Dave had worked a night shift overnight, so I was alone in the morning, visiting hours started at 11 am.
Here's an interesting little thing about catheters. They are supposed to drain automatically. Sometimes, for no apparent reason, they don't drain. If this happens, the nurses have to periodically come and help it drain, simply by moving the tube around a bit to get things flowing. They call this 'milking' which sounds so revolting to me it goes back to being funny.
Nurses come and check on you a lot at first, and as my catheter needed milking I may have been getting even more visits than otherwise.
In the morning a lady came in and said she was here to take my blood. She was probably used to patients then just dutifully sticking out their arm at her.
Instead - I asked her what the blood test was for. I was not expecting a blood test. I know now it is very standard after surgery. But I'd never had surgery before.
She told me it was standard. Well, OK, but what are they testing for? She didn't know. Well who asked for the tests? She didn't know that either.
This was not very reassuring for me - quite the opposite. And I don't think she really appreciated all the questions! By the time she was taking my blood, I blurted out that she was taking my blood and I didn't know why, to which she told me it was her job and she wasn't steeling it!

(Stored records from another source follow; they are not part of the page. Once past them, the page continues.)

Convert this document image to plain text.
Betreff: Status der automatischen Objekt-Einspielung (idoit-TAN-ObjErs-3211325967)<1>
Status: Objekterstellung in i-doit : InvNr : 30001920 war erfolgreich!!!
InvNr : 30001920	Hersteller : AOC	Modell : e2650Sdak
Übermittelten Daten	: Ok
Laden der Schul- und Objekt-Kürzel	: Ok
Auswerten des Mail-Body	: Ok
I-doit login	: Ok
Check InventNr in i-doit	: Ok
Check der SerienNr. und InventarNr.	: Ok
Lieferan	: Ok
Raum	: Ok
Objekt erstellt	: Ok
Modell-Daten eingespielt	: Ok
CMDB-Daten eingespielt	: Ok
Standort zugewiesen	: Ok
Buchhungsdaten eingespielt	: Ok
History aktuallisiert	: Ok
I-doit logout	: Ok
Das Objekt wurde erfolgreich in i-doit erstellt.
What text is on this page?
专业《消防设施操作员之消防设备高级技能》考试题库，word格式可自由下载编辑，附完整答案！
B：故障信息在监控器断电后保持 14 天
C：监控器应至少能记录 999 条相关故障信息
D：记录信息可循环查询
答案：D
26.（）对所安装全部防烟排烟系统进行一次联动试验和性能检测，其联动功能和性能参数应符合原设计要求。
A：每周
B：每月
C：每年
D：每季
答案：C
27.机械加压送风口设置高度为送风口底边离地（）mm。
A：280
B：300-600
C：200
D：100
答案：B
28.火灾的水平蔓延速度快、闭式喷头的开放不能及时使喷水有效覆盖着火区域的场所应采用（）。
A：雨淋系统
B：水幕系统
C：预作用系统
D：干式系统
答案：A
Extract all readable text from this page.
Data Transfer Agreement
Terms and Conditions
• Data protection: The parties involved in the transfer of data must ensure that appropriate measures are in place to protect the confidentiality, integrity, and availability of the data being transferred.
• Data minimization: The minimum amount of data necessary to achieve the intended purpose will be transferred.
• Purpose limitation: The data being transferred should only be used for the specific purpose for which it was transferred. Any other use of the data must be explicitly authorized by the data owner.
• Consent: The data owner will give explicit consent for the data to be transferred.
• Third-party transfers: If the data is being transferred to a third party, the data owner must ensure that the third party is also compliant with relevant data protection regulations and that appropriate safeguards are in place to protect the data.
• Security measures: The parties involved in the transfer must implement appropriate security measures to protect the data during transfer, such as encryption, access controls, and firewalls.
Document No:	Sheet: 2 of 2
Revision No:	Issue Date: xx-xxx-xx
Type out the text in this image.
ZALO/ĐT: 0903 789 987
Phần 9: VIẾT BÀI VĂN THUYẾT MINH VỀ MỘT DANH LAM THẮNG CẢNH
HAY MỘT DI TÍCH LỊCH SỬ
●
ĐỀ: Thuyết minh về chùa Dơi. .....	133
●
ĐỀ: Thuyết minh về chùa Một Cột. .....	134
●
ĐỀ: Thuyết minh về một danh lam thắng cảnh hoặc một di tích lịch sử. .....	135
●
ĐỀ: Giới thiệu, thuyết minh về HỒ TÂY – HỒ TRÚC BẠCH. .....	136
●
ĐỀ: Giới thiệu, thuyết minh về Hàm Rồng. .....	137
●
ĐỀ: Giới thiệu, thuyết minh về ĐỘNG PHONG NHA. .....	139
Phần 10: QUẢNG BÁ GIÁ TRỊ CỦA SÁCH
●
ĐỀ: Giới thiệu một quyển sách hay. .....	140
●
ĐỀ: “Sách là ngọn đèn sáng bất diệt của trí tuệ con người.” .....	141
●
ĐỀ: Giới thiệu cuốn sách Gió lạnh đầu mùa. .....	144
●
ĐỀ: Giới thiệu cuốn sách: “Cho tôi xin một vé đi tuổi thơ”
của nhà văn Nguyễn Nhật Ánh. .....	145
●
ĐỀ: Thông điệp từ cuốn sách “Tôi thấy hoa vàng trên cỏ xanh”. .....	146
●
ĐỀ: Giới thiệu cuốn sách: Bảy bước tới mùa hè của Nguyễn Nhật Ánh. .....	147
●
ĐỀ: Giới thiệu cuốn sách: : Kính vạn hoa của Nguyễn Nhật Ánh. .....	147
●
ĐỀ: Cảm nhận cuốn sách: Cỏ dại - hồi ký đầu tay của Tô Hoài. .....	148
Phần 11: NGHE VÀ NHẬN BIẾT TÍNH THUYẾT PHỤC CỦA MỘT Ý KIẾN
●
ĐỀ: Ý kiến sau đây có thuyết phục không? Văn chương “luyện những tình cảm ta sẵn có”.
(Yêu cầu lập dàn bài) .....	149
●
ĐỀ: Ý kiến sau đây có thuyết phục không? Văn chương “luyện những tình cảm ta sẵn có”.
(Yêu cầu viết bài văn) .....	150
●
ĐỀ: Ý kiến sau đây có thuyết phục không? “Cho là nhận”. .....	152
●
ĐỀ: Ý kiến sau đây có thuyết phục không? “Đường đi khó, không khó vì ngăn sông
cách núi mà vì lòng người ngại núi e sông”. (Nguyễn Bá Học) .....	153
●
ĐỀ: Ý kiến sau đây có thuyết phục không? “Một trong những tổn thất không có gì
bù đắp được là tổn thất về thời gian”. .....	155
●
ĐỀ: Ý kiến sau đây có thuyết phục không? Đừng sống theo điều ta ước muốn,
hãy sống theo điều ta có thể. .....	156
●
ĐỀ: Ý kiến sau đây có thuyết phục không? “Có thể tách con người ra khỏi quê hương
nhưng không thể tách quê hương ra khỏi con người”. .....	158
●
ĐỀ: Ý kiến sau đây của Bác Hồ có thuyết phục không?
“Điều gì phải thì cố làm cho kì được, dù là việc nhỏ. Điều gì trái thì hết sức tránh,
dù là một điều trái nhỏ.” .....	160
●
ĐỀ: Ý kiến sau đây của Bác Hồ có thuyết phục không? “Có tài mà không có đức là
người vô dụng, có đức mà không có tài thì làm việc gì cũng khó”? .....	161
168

I burst into tears. This made my wounds hurt. My beeping machines started beeping quite urgently. It was all quite pathetic really.
The blood test lady scarpered out with my blood closing the door behind her. I felt too foolish to call for a nurse, but my catheter needed milking again anyway so eventually I did. They were horrified when I told them about my experience, sent some feedback to the pathology people, and put lots of very big warnings on my notes that I don't like needles.